Takamori voltou para Satsuma, sua terra natal, e fundou uma academia militar. Logo reuniu um grande número de ex-samurais insatisfeitos, foco de uma rebelião contra o governo que explodiria em janeiro de 1877. Takamori chegou a contar com 25 mil guerreiros, mas eles não eram páreos para o Exército imperial de 300 mil soldados treinados por instrutores ocidentais e equipados com artilharia pesada. Os confrontos duraram oito meses.

Saigo Takamori (centro, em uniforme ocidental) durante sua rebelião / Crédito: Reprodução

No dia 24 de setembro de 1877, os rebeldes — já reduzidos a 400 homens — foram encurralados na colina de Shiroyama. A tropa imperial contava com 30 mil soldados e o apoio de cinco navios de guerra. Em pouco tempo, os últimos samurais foram dizimados.

Baleado no estômago, Takamori cometeu seppuku para não ser capturado. Sem chance de escapar com vida, os últimos 40 rebeldes avançaram com suas espadas sobre a tropa imperial. Foram mortos um a um por rajadas de metralhadoras.

Em 1889, o governo Meiji absolveu postumamente Takamori pelos crimes de rebeldia e traição. Nem precisava: os japoneses já o haviam colocado no seu panteão de grandes heróis.

O legado dos guerreiros

Com as reformas introduzidas pelo governo Meiji no final do século 19, os samurais perderam o direito de portar espadas — consideradas a alma do guerreiro — e deixaram de existir como classe social. Parecia não haver mais lugar para eles num país em rápida ocidentalização.

Mas os ideais forjados ao longo de sete séculos no comando do país não desapareceriam tão facilmente. O caminho natural para os samurais era seguir a carreira militar. Muitos se alistaram como voluntários no recém-criado Exército imperial. Se antes eles deviam lealdade ao senhor feudal e ao xogum, agora lutariam em nome do imperador.

Em 1894, os chineses enviaram tropas à Coréia para sufocar uma revolta. Os japoneses, que sonhavam controlar a península coreana, também mandaram soldados para a região. Teve início a Guerra Sino-Japonesa, que terminaria no ano seguinte com a esmagadora vitória dos nipônicos. Dez anos depois, interesses geopolíticos conflitantes na mesma região levaram o Japão à guerra contra um inimigo mais poderoso, a Rússia.
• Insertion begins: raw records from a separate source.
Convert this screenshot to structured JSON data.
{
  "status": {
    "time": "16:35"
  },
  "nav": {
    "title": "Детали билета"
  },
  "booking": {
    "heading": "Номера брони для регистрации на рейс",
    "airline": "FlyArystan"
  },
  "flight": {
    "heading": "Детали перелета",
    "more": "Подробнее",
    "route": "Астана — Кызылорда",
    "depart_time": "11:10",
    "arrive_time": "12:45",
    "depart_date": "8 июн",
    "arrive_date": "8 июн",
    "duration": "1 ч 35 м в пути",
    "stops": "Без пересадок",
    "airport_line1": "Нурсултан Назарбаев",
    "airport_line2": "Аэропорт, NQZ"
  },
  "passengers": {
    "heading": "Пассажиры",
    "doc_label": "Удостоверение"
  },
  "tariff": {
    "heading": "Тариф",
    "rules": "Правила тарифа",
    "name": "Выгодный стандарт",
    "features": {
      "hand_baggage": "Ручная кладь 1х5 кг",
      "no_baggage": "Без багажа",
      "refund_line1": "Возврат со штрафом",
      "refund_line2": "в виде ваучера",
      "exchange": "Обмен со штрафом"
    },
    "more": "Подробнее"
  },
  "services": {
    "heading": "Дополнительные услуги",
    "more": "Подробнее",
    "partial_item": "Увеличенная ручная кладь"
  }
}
Para a surpresa dos ocidentais, a Rússia foi derrotada em 1905. Em apenas três décadas, o Exército japonês estava pronto para servir aos interesses expansionistas do novo império. O triunfo sobre os chineses e russos pode ser creditado em parte aos ex-samurais. Muitos já ocupavam postos-chave no Exército imperial.

O legado dos samurais não se restringe ao campo militar. Tirando proveito do nível de educação acima da média, muitos ex-guerreiros conseguiram se destacar nas mais diferentes atividades, da literatura à ciência, da política aos negócios. Os grupos Mitsubishi, Mitsui e Sumitomo, três dos maiores conglomerados empresariais japoneses, foram fundados por famílias de samurais. Os valores que formavam o bushido — como disciplina, autocontrole e perseverança — até hoje fazem parte das características mais associadas aos japoneses.

Os infatigáveis assalariados japoneses — ou salarymen, como são conhecidos —, a força motriz da transformação do país em potência econômica, vêem-se como os samurais dos tempos modernos. Com uma diferença: enquanto seus ancestrais se sacrificavam pela honra do senhor feudal, os assalariados tudo fazem pelo crescimento das empresas onde trabalham.